肺胞マクロファージは高度な食作用能を持ち、吸入された粉塵、汚染物質、細菌、ウイルスなどの異物を取り込み、肺胞腔から除去します。これにより肺は常に清潔に保たれ、病原体の侵入が防がれます。

2. 抗原提示

取り込んだ異物や病原体を分解し、抗原断片を細胞表面に提示します。この抗原提示は免疫系を活性化させ、適応免疫応答を誘導する重要な役割を果たします。

3. サイトカイン産生

肺胞マクロファージはIL-1、IL-6、TNF-α などのサイトカインを分泌し、免疫細胞の動員や炎症反応の調整を行います。

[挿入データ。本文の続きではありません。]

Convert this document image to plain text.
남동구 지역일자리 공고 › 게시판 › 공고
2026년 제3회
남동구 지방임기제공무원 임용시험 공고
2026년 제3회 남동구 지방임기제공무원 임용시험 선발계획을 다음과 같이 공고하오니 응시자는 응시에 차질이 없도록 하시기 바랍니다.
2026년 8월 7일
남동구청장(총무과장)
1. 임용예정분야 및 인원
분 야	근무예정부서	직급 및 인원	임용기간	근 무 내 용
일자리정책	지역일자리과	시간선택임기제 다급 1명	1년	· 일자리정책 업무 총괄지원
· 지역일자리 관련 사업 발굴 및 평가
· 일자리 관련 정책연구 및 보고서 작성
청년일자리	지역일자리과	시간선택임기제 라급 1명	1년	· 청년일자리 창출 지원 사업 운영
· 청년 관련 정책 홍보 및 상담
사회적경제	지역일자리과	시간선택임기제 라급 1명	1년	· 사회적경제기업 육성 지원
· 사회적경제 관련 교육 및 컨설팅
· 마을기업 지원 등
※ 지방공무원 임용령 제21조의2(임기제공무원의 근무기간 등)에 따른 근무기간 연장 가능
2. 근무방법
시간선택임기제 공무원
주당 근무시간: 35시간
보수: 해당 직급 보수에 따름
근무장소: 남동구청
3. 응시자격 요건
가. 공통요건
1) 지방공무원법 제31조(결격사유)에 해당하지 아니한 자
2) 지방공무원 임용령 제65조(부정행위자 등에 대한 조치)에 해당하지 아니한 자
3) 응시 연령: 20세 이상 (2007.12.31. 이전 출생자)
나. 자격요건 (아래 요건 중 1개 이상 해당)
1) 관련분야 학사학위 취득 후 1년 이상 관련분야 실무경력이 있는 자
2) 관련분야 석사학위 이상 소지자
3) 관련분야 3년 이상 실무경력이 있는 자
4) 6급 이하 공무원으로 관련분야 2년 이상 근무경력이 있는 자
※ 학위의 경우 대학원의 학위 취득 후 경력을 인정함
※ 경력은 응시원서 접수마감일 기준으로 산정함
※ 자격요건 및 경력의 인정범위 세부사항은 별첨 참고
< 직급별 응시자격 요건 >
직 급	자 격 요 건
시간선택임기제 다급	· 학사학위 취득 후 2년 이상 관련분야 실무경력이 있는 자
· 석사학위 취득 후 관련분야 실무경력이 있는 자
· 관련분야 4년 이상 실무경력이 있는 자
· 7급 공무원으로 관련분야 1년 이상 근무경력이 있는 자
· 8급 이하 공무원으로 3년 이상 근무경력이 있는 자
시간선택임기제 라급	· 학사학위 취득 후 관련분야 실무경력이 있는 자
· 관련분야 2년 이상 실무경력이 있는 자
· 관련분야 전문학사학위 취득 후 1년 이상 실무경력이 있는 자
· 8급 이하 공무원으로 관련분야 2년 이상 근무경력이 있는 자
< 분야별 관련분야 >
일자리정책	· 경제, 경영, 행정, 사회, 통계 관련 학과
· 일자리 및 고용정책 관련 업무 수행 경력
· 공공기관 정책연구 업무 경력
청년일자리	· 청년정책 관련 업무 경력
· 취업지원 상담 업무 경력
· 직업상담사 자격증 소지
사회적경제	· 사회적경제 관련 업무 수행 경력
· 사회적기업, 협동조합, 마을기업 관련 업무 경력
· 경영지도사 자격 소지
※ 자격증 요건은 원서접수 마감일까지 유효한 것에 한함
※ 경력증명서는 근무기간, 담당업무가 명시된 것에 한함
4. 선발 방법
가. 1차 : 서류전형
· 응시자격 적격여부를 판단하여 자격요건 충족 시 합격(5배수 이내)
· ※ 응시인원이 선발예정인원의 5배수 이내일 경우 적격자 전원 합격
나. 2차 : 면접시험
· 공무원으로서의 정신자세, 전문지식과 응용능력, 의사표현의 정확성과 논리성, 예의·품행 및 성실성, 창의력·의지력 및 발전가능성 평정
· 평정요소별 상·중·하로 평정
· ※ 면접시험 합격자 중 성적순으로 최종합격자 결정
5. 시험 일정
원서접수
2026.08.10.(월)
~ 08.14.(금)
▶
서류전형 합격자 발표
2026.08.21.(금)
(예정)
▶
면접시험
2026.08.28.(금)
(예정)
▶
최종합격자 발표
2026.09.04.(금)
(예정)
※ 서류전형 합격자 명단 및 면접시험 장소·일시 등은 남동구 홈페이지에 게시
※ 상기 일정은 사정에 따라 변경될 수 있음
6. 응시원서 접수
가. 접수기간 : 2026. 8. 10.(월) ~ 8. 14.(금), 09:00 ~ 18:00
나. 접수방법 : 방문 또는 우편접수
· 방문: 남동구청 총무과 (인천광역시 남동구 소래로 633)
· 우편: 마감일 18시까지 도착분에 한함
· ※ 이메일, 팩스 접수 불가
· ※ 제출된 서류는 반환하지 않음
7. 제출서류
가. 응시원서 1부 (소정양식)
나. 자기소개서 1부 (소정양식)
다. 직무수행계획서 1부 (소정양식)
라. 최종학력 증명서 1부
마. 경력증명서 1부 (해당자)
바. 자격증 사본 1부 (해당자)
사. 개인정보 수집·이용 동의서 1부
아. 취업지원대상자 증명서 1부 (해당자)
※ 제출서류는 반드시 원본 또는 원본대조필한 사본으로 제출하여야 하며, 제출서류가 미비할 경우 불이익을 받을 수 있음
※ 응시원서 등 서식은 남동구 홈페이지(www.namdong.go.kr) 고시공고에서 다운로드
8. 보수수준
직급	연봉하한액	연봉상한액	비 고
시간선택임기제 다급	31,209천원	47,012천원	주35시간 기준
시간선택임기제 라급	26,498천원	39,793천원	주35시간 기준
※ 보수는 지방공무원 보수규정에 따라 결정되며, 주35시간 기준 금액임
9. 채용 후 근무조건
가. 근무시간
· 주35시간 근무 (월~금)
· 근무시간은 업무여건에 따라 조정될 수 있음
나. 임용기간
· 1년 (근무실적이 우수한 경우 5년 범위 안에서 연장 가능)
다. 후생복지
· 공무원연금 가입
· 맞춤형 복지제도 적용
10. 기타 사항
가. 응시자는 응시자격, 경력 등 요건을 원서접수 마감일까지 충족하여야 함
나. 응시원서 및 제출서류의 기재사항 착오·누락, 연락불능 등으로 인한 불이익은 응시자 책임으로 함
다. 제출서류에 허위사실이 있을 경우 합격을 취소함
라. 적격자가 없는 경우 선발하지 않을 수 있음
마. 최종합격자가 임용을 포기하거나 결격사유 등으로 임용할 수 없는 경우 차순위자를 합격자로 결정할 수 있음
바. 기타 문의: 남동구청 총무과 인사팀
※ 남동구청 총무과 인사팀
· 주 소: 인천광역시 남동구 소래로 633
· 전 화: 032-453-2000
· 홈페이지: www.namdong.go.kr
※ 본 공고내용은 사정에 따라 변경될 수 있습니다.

これにより肺内での免疫応答が適切に協調されます。

4. 炎症の調節

炎症を促進する因子だけでなく、抗炎症性のメディエーターも放出し、炎症のバランスを保ちます。機能が乱れると喘息やCOPD、間質性肺疾患などの慢性炎症性疾患のリスクが高まります。

5. 組織修復

成長因子やサイトカインを分泌して肺上皮細胞や線維芽細胞の増殖・分化を促し、損傷した肺組織の修復を支援します。

6. サーファクタントとの相互作用

肺胞サーファクタント(脂質とタンパク質の混合物)と結合し、その代謝と回転を調整します。これにより肺の表面張力が適正に保たれ、肺胞の虚脱を防ぎます。

以上のように、肺胞マクロファージは肺の防御、免疫監視、炎症調整、組織修復に不可欠な多面的機能を担い、呼吸器感染や環境ストレスに対する体の防御力を支えています。